A seconda della forma dei blasti,  si riconoscono 3 forme diverse di eucemia acuta linfoblastica:

  • L1, presenza di piccoli blasti e con scarso citoplasma.
  • L2, con blasti più grandi, di dimensioni variabili.
  • L3, con blasti di grande dimensione e con citoplasma intenso.

Fra le varie forme, la L1 è la più diffusa.

Classificazione fenotipica

La leucemia linfoblastica acuta può essere distinta, in base al fenotipo cellulare, in due forme che possono essere B o T in base al tipo di linfociti colpiti. Ogni tipo di LLA è a sua volta classificata in base alla maturazione cellulare, il ciò costituisce un importante elemento prognostico ed epidemiologico.

  • Leucemia linfoblastica acuta a cellule B
    • LLA Pre-b;
    • LLA Pro-b;
    • LLA Common (CALLA positivo);
    • LLA B matura (LLA L3, Burkitt like);
  • Leucemia linfoblastica acuta a cellule T
    • LLA Pre-T;
    • LLA Pro-T;
    • LLA T precoce (early T);
    • LLA T corticale.

Classificazione genetica

  • Iperdiploidia
  • Ipodiploidia
  • ETV6-RUNX1
  • Irraggiamento MYC t(8;14) t(2;8) t(8;22)
  • TCF3-PBX1 t(1;19)
  • MLL-ENL
  • HOX11 10q24
  • TAL1 1p32
  • LYL1 19p13
  • HOX11L2 5p35
  • Irraggiamenti MLL
  • BCR-ABL1 t(9;22)
  • iAMP21
  • Delezioni ERG
  • irraggiamenti CRLF2
  • altri.

Cause

La causa scatenante rimane sconosciuta, anche se mutazioni derivanti da lesioni al DNA sono sicuramente coinvolte. Rimangono invece conosciuti i fattori di rischio che ne aumentano la possibilità di comparsa, come la sindrome di Bloom, e l’esposizione a sostanze chimiche tossiche come il benzene.
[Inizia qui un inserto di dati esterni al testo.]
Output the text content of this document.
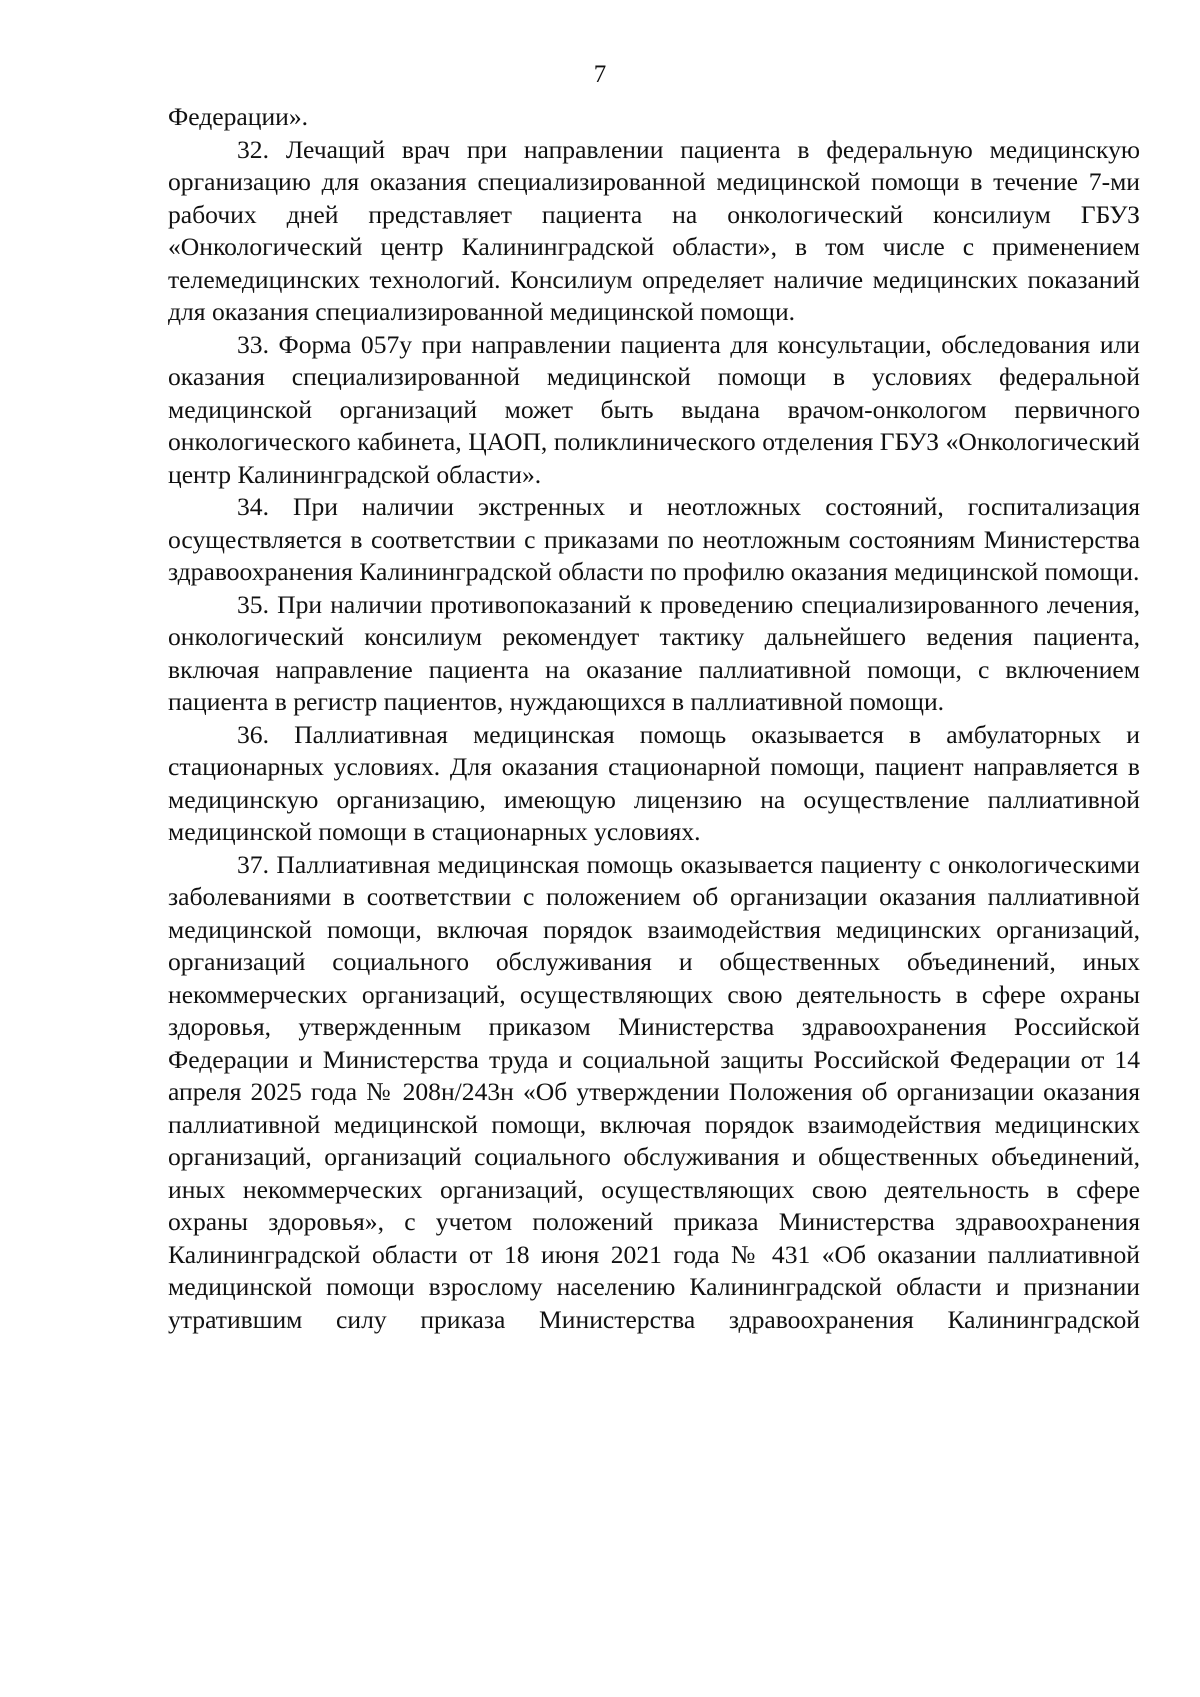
7

Федерации».

32. Лечащий врач при направлении пациента в федеральную медицинскую организацию для оказания специализированной медицинской помощи в течение 7-ми рабочих дней представляет пациента на онкологический консилиум ГБУЗ «Онкологический центр Калининградской области», в том числе с применением телемедицинских технологий. Консилиум определяет наличие медицинских показаний для оказания специализированной медицинской помощи.

33. Форма 057у при направлении пациента для консультации, обследования или оказания специализированной медицинской помощи в условиях федеральной медицинской организаций может быть выдана врачом-онкологом первичного онкологического кабинета, ЦАОП, поликлинического отделения ГБУЗ «Онкологический центр Калининградской области».

34. При наличии экстренных и неотложных состояний, госпитализация осуществляется в соответствии с приказами по неотложным состояниям Министерства здравоохранения Калининградской области по профилю оказания медицинской помощи.

35. При наличии противопоказаний к проведению специализированного лечения, онкологический консилиум рекомендует тактику дальнейшего ведения пациента, включая направление пациента на оказание паллиативной помощи, с включением пациента в регистр пациентов, нуждающихся в паллиативной помощи.

36. Паллиативная медицинская помощь оказывается в амбулаторных и стационарных условиях. Для оказания стационарной помощи, пациент направляется в медицинскую организацию, имеющую лицензию на осуществление паллиативной медицинской помощи в стационарных условиях.

37. Паллиативная медицинская помощь оказывается пациенту с онкологическими заболеваниями в соответствии с положением об организации оказания паллиативной медицинской помощи, включая порядок взаимодействия медицинских организаций, организаций социального обслуживания и общественных объединений, иных некоммерческих организаций, осуществляющих свою деятельность в сфере охраны здоровья, утвержденным приказом Министерства здравоохранения Российской Федерации и Министерства труда и социальной защиты Российской Федерации от 14 апреля 2025 года № 208н/243н «Об утверждении Положения об организации оказания паллиативной медицинской помощи, включая порядок взаимодействия медицинских организаций, организаций социального обслуживания и общественных объединений, иных некоммерческих организаций, осуществляющих свою деятельность в сфере охраны здоровья», с учетом положений приказа Министерства здравоохранения Калининградской области от 18 июня 2021 года № 431 «Об оказании паллиативной медицинской помощи взрослому населению Калининградской области и признании утратившим силу приказа Министерства здравоохранения Калининградской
Questo semplice solvente non agisce come tale, ma necessita della sua conversione metabolica da parte di enzimi del catabolismo ossidativo. Derivati ossigenati e poli-idrossilati (1-4-idrochinolo, 1-2-4-triidrossibenzene, para-benzochinone) sono le specie responsabili poiché in grado di formare legami covalenti col DNA. La modificazione apportate sono irreversibili e possono diventare mutagene e/o cancerogene se condizionano porzioni di DNA che, per esempio, codificano per oncogeni. La contaminazione organica con isotopi radioattivi, (specie del fosforo, P32, o dello zolfo, S35) che hanno predilezione per i tessuti a rapido ricambio (come il midollo emopoietico) è stata spesso associata alla comparsa di questo tipo di leucemia. In tempi più recenti si evidenziano attraverso numerosi studi la possibilità che a causare le varie tipologie di leucemia sia una esposizione di lunga durata a sorgenti elettromagnetiche ad alta frequenza, vedi ad esempio elettrodotti oppure antenne radio. Emblematico il caso di Cesano, paesino a nordovest di Roma, dove Radio Vaticana ha posizionato le sue antenne e dove si verifica una incidenza abnorme di tale patologia tra persone ed animali. Non a caso sono state varate rigide leggi che impongono la costruzione di elettrodotti a distanze di sicurezza da abitazioni residenziali e/o siti destinati ad una abitatività prolungata nel tempo.

Sintomi e segni

I sintomi e segni più diffusi sono:

  • astenia (mancanza di forze);
  • facile affaticabilità;
  • tachicardia;
  • pallore;
  • emorragie frequenti;
  • tosse;
  • dispnea;
  • vomito;
  • cefalea;
  • paraplegia;
  • linfoadenopatia;
  • epatomegalia (ingrossamentod el fegato);
  • splenomegalia (ingrossamento della milza).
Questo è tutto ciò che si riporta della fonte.